Causes: School; work; other human beings; sometimes, just the mere prospect of waking up and going through another day of trying to figure out what any of this all MEANS, man.

Stress is considered the most common cause of irregular periods — when you're stressed, your body floods with cortisol, which can interfere with the hormones that regulate your period. Luckily, there is an easy solution for this one — cut ties with everyone you know and start a new life selling turquoise jewelry in Taos, New Mexico. Or, also, you could try stress relief methods like yoga, exercise, or meditation. Whatever, your call.

Taking Mood-Regulating Drugs

Causes: Certain anti-anxiety, anti-depressant, and anti-psychotic drugs.

Certain drugs designed to lessen depression or anxiety can end up causing a ton of new anxiety by giving you irregular periods. If your irregular periods began right after you started a new medication, talk to your psychiatrist — it may be a common side effect of your new pill that no one bothered to warn you about.

Losing or Gaining Weight Very Quickly

Causes: Losing or gaining a lot of weight, in a very short period of time.

Though there are a ton of reasons for sudden weight gain or loss — thyroid disorders, illnesses, eating disorders, intense athletic regimens — a common thread among them is that sudden changes to your weight can lead to sudden changes in your cycle, including irregular periods or not getting your period at all. The good news is that your periods will generally return to normal once you body returns to its healthy weight. But if you're not sure why you've suddenly gained or lost a lot of weight, please go check in with a doctor (if you do know why you've suddenly lost a lot of weight and it involves potentially dangerous behavior, please go check in with a doctor, too).
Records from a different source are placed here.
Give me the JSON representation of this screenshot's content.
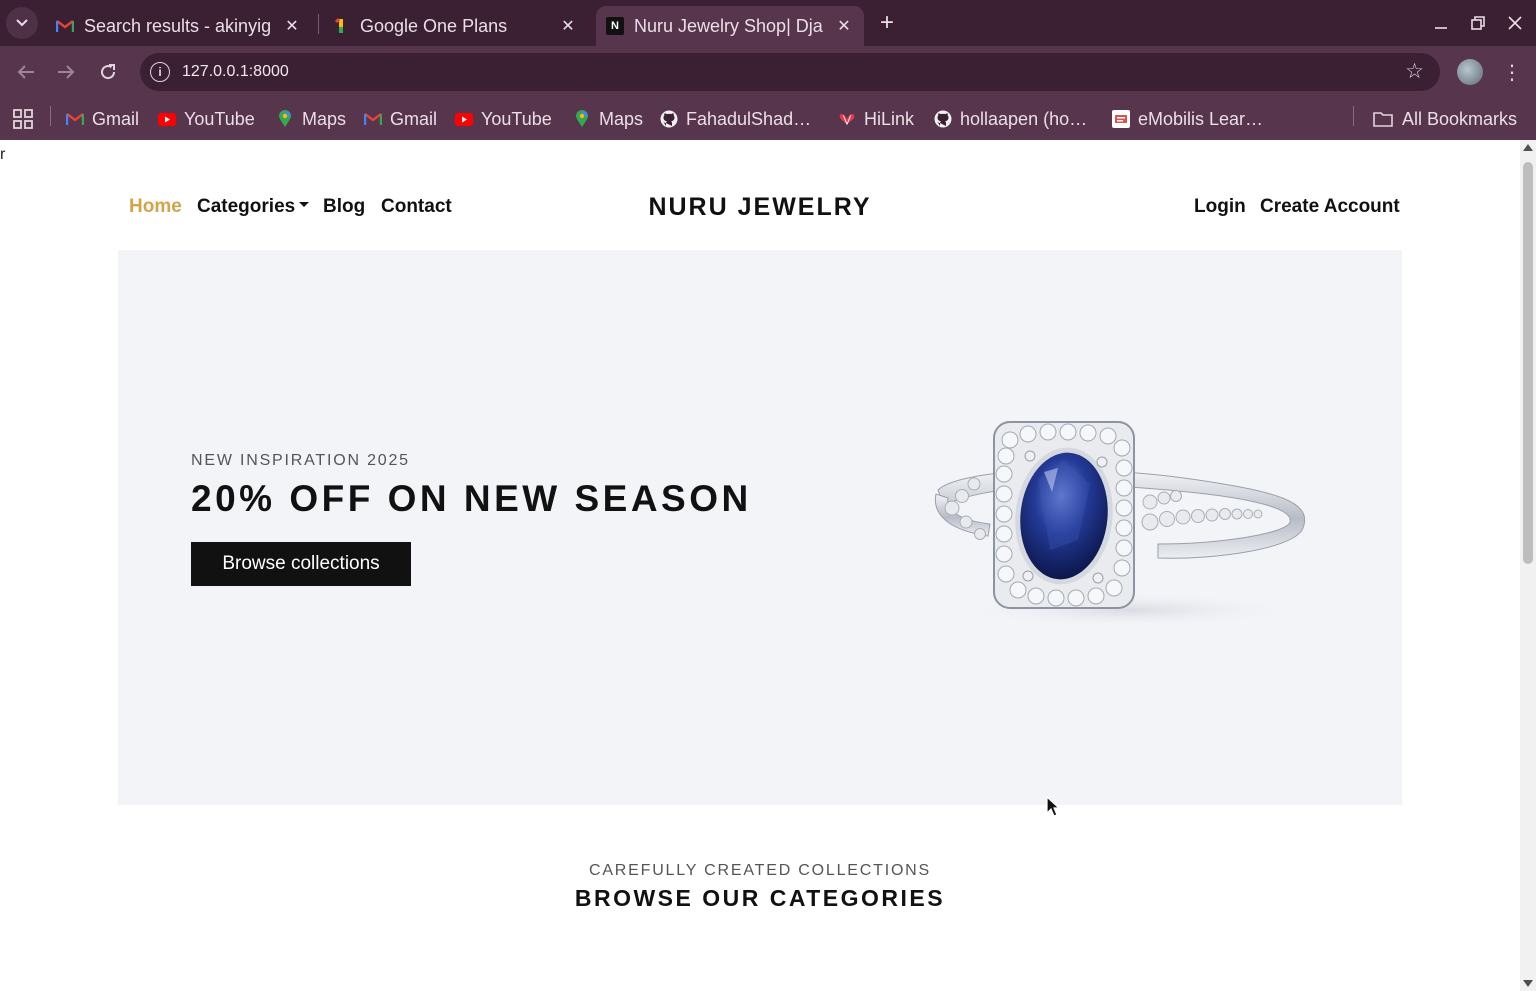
{
  "browser": {
    "tabs": [
      {
        "title": "Search results - akinyig",
        "favicon": "gmail-icon"
      },
      {
        "title": "Google One Plans",
        "favicon": "google-one-icon"
      },
      {
        "title": "Nuru Jewelry Shop| Dja",
        "favicon": "site-icon"
      }
    ],
    "url": "127.0.0.1:8000",
    "bookmarks": [
      {
        "label": "Gmail",
        "icon": "gmail-icon"
      },
      {
        "label": "YouTube",
        "icon": "youtube-icon"
      },
      {
        "label": "Maps",
        "icon": "maps-icon"
      },
      {
        "label": "Gmail",
        "icon": "gmail-icon"
      },
      {
        "label": "YouTube",
        "icon": "youtube-icon"
      },
      {
        "label": "Maps",
        "icon": "maps-icon"
      },
      {
        "label": "FahadulShad…",
        "icon": "github-icon"
      },
      {
        "label": "HiLink",
        "icon": "hilink-icon"
      },
      {
        "label": "hollaapen (ho…",
        "icon": "github-icon"
      },
      {
        "label": "eMobilis Lear…",
        "icon": "emobilis-icon"
      }
    ],
    "all_bookmarks": "All Bookmarks"
  },
  "page": {
    "stray_text": "r",
    "nav": {
      "home": "Home",
      "categories": "Categories",
      "blog": "Blog",
      "contact": "Contact",
      "brand": "NURU JEWELRY",
      "login": "Login",
      "create_account": "Create Account"
    },
    "hero": {
      "subtitle": "NEW INSPIRATION 2025",
      "title": "20% OFF ON NEW SEASON",
      "button": "Browse collections"
    },
    "section": {
      "subtitle": "CAREFULLY CREATED COLLECTIONS",
      "title": "BROWSE OUR CATEGORIES"
    }
  },
  "colors": {
    "chrome_dark": "#3b1f33",
    "chrome_light": "#57354c",
    "accent_active_nav": "#d2a54a",
    "hero_bg": "#f3f4f8",
    "button_bg": "#111111"
  }
}
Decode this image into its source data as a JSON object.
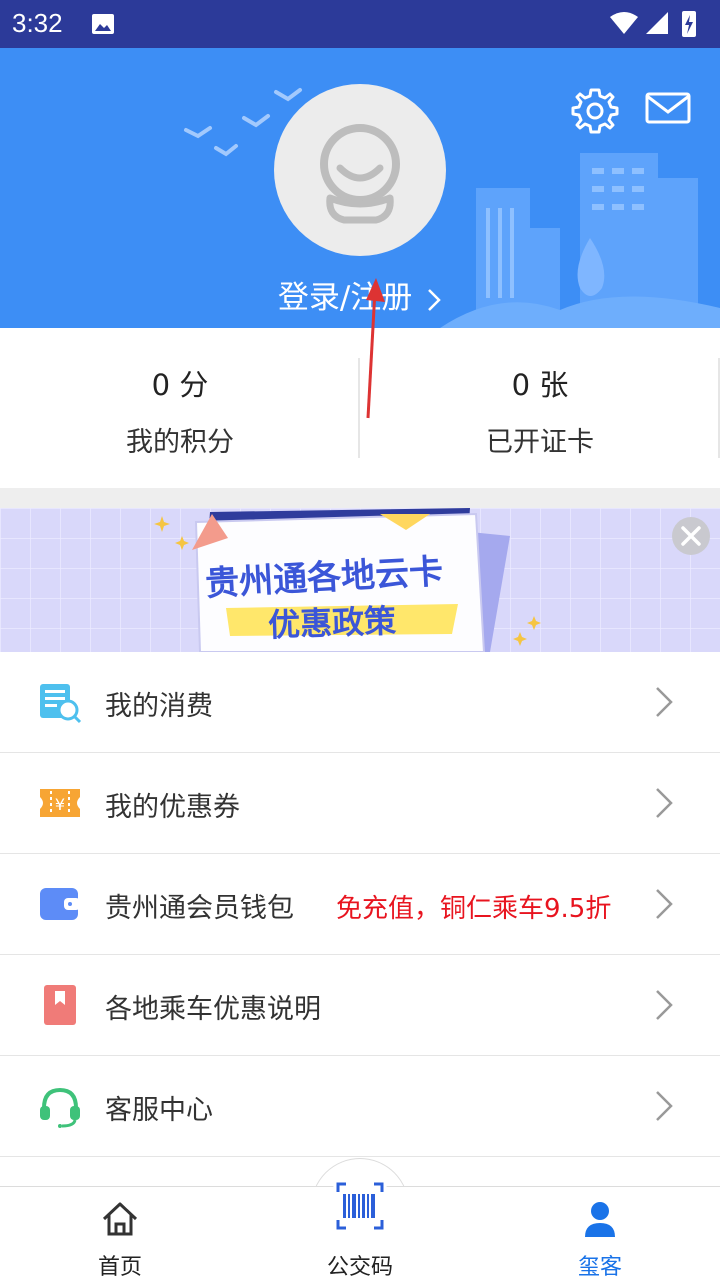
{
  "status_bar": {
    "time": "3:32"
  },
  "header": {
    "login_text": "登录/注册"
  },
  "stats": [
    {
      "value": "0 分",
      "label": "我的积分"
    },
    {
      "value": "0 张",
      "label": "已开证卡"
    }
  ],
  "banner": {
    "line1": "贵州通各地云卡",
    "line2": "优惠政策"
  },
  "menu": [
    {
      "label": "我的消费",
      "icon": "receipt-icon"
    },
    {
      "label": "我的优惠券",
      "icon": "coupon-icon"
    },
    {
      "label": "贵州通会员钱包",
      "promo": "免充值，铜仁乘车9.5折",
      "icon": "wallet-icon"
    },
    {
      "label": "各地乘车优惠说明",
      "icon": "bookmark-icon"
    },
    {
      "label": "客服中心",
      "icon": "headset-icon"
    }
  ],
  "nav": [
    {
      "label": "首页",
      "icon": "home-icon"
    },
    {
      "label": "公交码",
      "icon": "barcode-scan-icon"
    },
    {
      "label": "玺客",
      "icon": "user-icon",
      "active": true
    }
  ],
  "colors": {
    "header_bg": "#3d8ef5",
    "status_bg": "#2c3a99",
    "accent": "#1a73e8",
    "promo": "#e8141f"
  }
}
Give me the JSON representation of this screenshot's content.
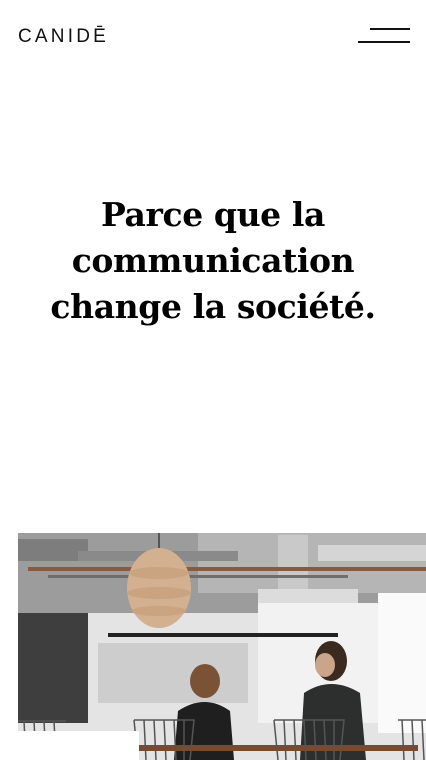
{
  "header": {
    "logo_text": "CANIDĒ",
    "menu_icon": "hamburger-menu-icon"
  },
  "hero": {
    "title": "Parce que la communication change la société."
  },
  "image": {
    "subject": "office-photo"
  },
  "colors": {
    "background": "#ffffff",
    "text": "#000000"
  }
}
Causes: Pumping milk out of your boobs — possibly into a baby's mouth, possibly somewhere else... frankly, it is none of my business.
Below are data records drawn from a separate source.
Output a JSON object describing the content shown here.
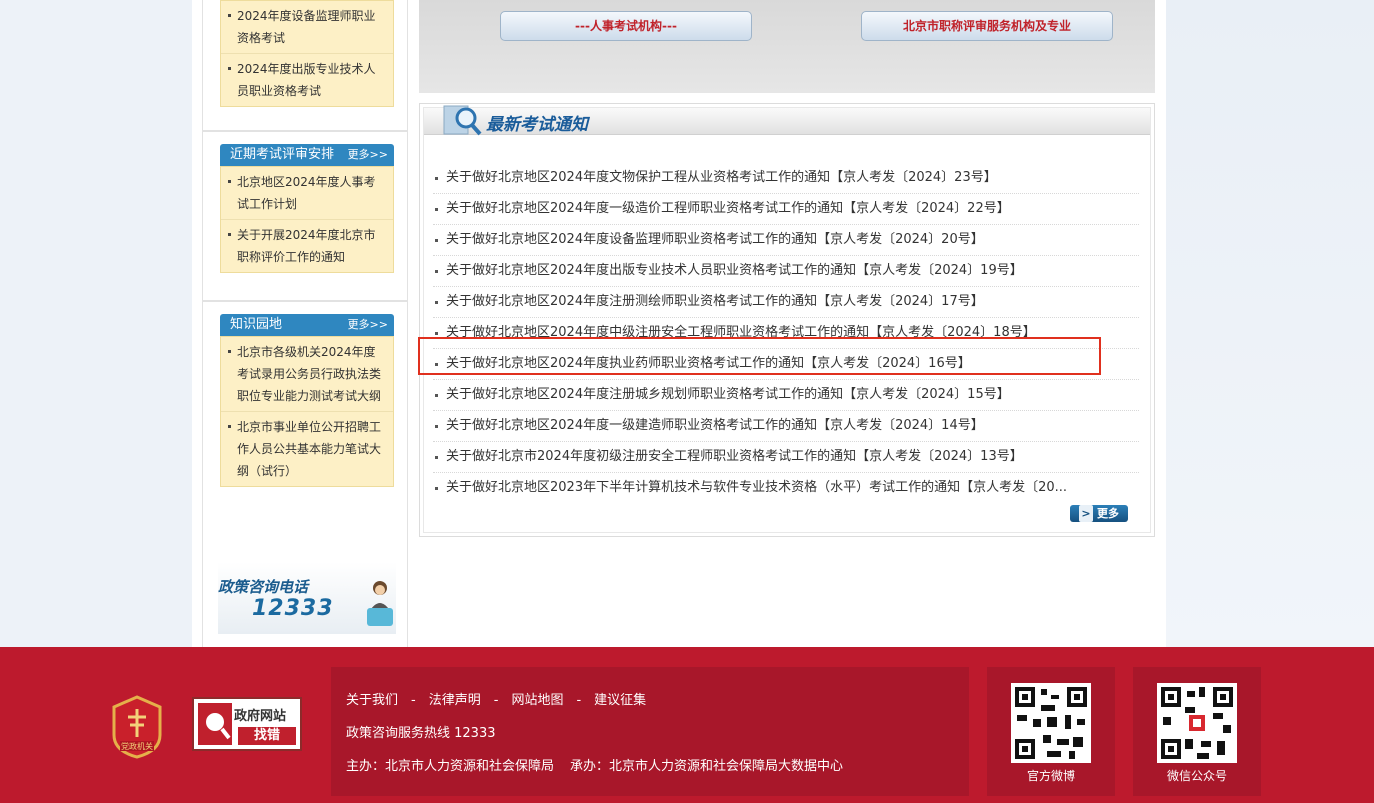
{
  "left_top_list": [
    "2024年度设备监理师职业资格考试",
    "2024年度出版专业技术人员职业资格考试"
  ],
  "recent_box": {
    "title": "近期考试评审安排",
    "more": "更多>>",
    "items": [
      "北京地区2024年度人事考试工作计划",
      "关于开展2024年度北京市职称评价工作的通知"
    ]
  },
  "knowledge_box": {
    "title": "知识园地",
    "more": "更多>>",
    "items": [
      "北京市各级机关2024年度考试录用公务员行政执法类职位专业能力测试考试大纲",
      "北京市事业单位公开招聘工作人员公共基本能力笔试大纲（试行）"
    ]
  },
  "phone_banner": {
    "title": "政策咨询电话",
    "number": "12333"
  },
  "top_buttons": {
    "left": "---人事考试机构---",
    "right": "北京市职称评审服务机构及专业"
  },
  "notices_panel": {
    "title": "最新考试通知",
    "more": "更多",
    "items": [
      "关于做好北京地区2024年度文物保护工程从业资格考试工作的通知【京人考发〔2024〕23号】",
      "关于做好北京地区2024年度一级造价工程师职业资格考试工作的通知【京人考发〔2024〕22号】",
      "关于做好北京地区2024年度设备监理师职业资格考试工作的通知【京人考发〔2024〕20号】",
      "关于做好北京地区2024年度出版专业技术人员职业资格考试工作的通知【京人考发〔2024〕19号】",
      "关于做好北京地区2024年度注册测绘师职业资格考试工作的通知【京人考发〔2024〕17号】",
      "关于做好北京地区2024年度中级注册安全工程师职业资格考试工作的通知【京人考发〔2024〕18号】",
      "关于做好北京地区2024年度执业药师职业资格考试工作的通知【京人考发〔2024〕16号】",
      "关于做好北京地区2024年度注册城乡规划师职业资格考试工作的通知【京人考发〔2024〕15号】",
      "关于做好北京地区2024年度一级建造师职业资格考试工作的通知【京人考发〔2024〕14号】",
      "关于做好北京市2024年度初级注册安全工程师职业资格考试工作的通知【京人考发〔2024〕13号】",
      "关于做好北京地区2023年下半年计算机技术与软件专业技术资格（水平）考试工作的通知【京人考发〔20..."
    ]
  },
  "footer": {
    "emblem_text": "党政机关",
    "findbug_top": "政府网站",
    "findbug_bottom": "找错",
    "links": [
      "关于我们",
      "法律声明",
      "网站地图",
      "建议征集"
    ],
    "link_sep": "-",
    "hotline": "政策咨询服务热线 12333",
    "host": "主办：北京市人力资源和社会保障局",
    "organizer": "承办：北京市人力资源和社会保障局大数据中心",
    "qr_weibo": "官方微博",
    "qr_wechat": "微信公众号"
  }
}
The hormone fluctuations we experience when breastfeeding can sometimes cause irregular periods, or even a total lack of period. Your cycles will probably return back to normal after you wean your kid, but some women experience permanent changes to their cycles post-childbirth, too. And the only known cure is to participate in one of the breastfeed-ins at the mall — okay, I lied. There is no treatment, I just think breastfeed-ins are really cool. Fight the power (with your boobs)!

And remember: no matter what, your irregularity still makes you a totally regular woman.